What is Predictive Maintenance?
by Guillaume Saint-Cirgue, Data Science Lead
Predictive Maintenance (PdM for short) is a asset maintenance strategy that leverages system data to predict failure and intervene at the optimal time given the constaints of the business. It relies heavily on a set of techniques that are specialised in detecting early signs of failures in complex systems and predicting how long these systems can continue to operate before failing. These techniques constitute of algorithms that analyse the real-time data of a system and abstract away information into conditional indicators that are reflective of system health.
Remaining Useful Life is the Holy Grail
Maintaining critical systems and equipment is a never-ending challenge for businesses across industries. Unexpected breakdowns can lead to costly downtime, lost productivity, and dissatisfied customers. However, there is a Holy Grail in the realm of maintenance strategies that stands to revolutionise the way maintenance is approached: Remaining Useful Life (RUL) estimation. RUL is a core component of the Predictive Maintenance pipeline. It empowers businesses to predict when equipment will require maintenance or replacement before failures occur.

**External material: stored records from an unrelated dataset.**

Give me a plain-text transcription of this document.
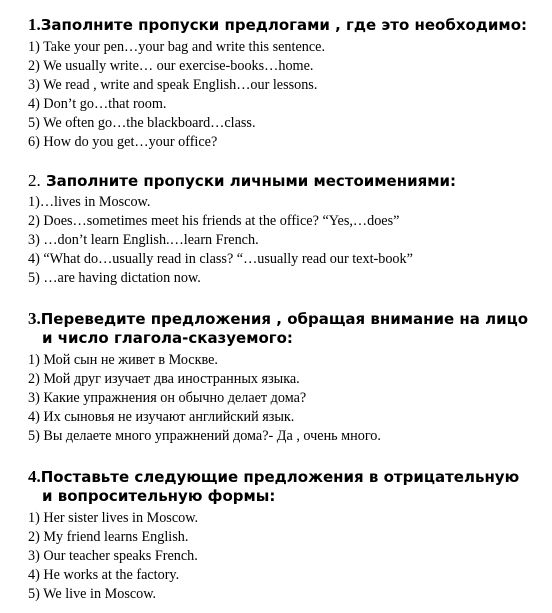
1.Заполните пропуски предлогами , где это необходимо:
1) Take your pen…your bag and write this sentence.
2) We usually write… our exercise-books…home.
3) We read , write and speak English…our lessons.
4) Don’t go…that room.
5) We often go…the blackboard…class.
6) How do you get…your office?
2. Заполните пропуски личными местоимениями:
1)…lives in Moscow.
2) Does…sometimes meet his friends at the office? “Yes,…does”
3) …don’t learn English.…learn French.
4) “What do…usually read in class? “…usually read our text-book”
5) …are having dictation now.
3.Переведите предложения , обращая внимание на лицо
и число глагола-сказуемого:
1) Мой сын не живет в Москве.
2) Мой друг изучает два иностранных языка.
3) Какие упражнения он обычно делает дома?
4) Их сыновья не изучают английский язык.
5) Вы делаете много упражнений дома?- Да , очень много.
4.Поставьте следующие предложения в отрицательную
и вопросительную формы:
1) Her sister lives in Moscow.
2) My friend learns English.
3) Our teacher speaks French.
4) He works at the factory.
5) We live in Moscow.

By using signal processing, machine learning, and other analysis, it is possible to predict the Remaining Useful Life of a system from its conditional indicators. This empowers business owners and maintenance professionals to organise maintenance activities only when the system requires it. The existence of RUL as a tool for transformational change, makes Predictive Maintenance a powerful tool for minimising downtime, eliminating unnecessary maintenance costs, and maximising customer satisfaction.
Systems that Benefit from Predictive Maintenance
The premptive nature of Predictive Maintenance can be used to save money and increase performance of many data connected systems. For example;
- Surgical Robots
- Aircraft Systems
- Industrial Robots
- Internal Combustion Engines
- Trains
- Elevators
- Batteries
- Gearing
- Pumps and Motors
In fact, any system that can expose telemetry data relating to its physical state can benefit from Predictive Maintenance in one way or another.
A PdM Example
For example, it's emperative that industrial robots track position accurately smoothly and in accordance with the target position. So, any play or backlash in joints of the robot would be suboptimal, comprising quality and may even trigger safety alarms. This is where a Predictive Maintenance strategy comes in...
Through the right application of PdM techniques, the torque and position of the robot joint can be combined to create a conditional indicator that is indicative of the play in the joint, or even the overall stiffness. When this indicator starts degrading, alerts can be put in place such that maintenance can be organised before the inevitable point of failure. Further to this, prediction of the RUL can be employed to help prioritise service activities across assets within a fleet.
The above is just one example of what predictive maintenance can do, but PdM has a wide range of applications, in almost all industries. Including but not limited to:
- Manufacturing and Industry 4.0
- Aerospace & Aviation
- Automotive and transport
- Robotics
- Energy
- Buildings and Construction
- IT Services
- Chemical industry
- MedTech
In essence, Predictive Maintenance is more than just a maintenance strategy – it's a game-changing paradigm shift that revolutionises efficiency, performance, and reliability across industry. By leveraging the power of data-driven insights and preemptive interventions, businesses can transcend the limitations of reactive maintenance, propelling their operations towards unprecedented levels of uptime, cost-savings, and customer satisfaction. Embracing Predictive Maintenance is no longer an option; it's a necessity for any organisation seeking to gain a competitive edge in today's data-driven landscape, where optimal service operations and unwavering customer satisfaction are the ultimate differentiators.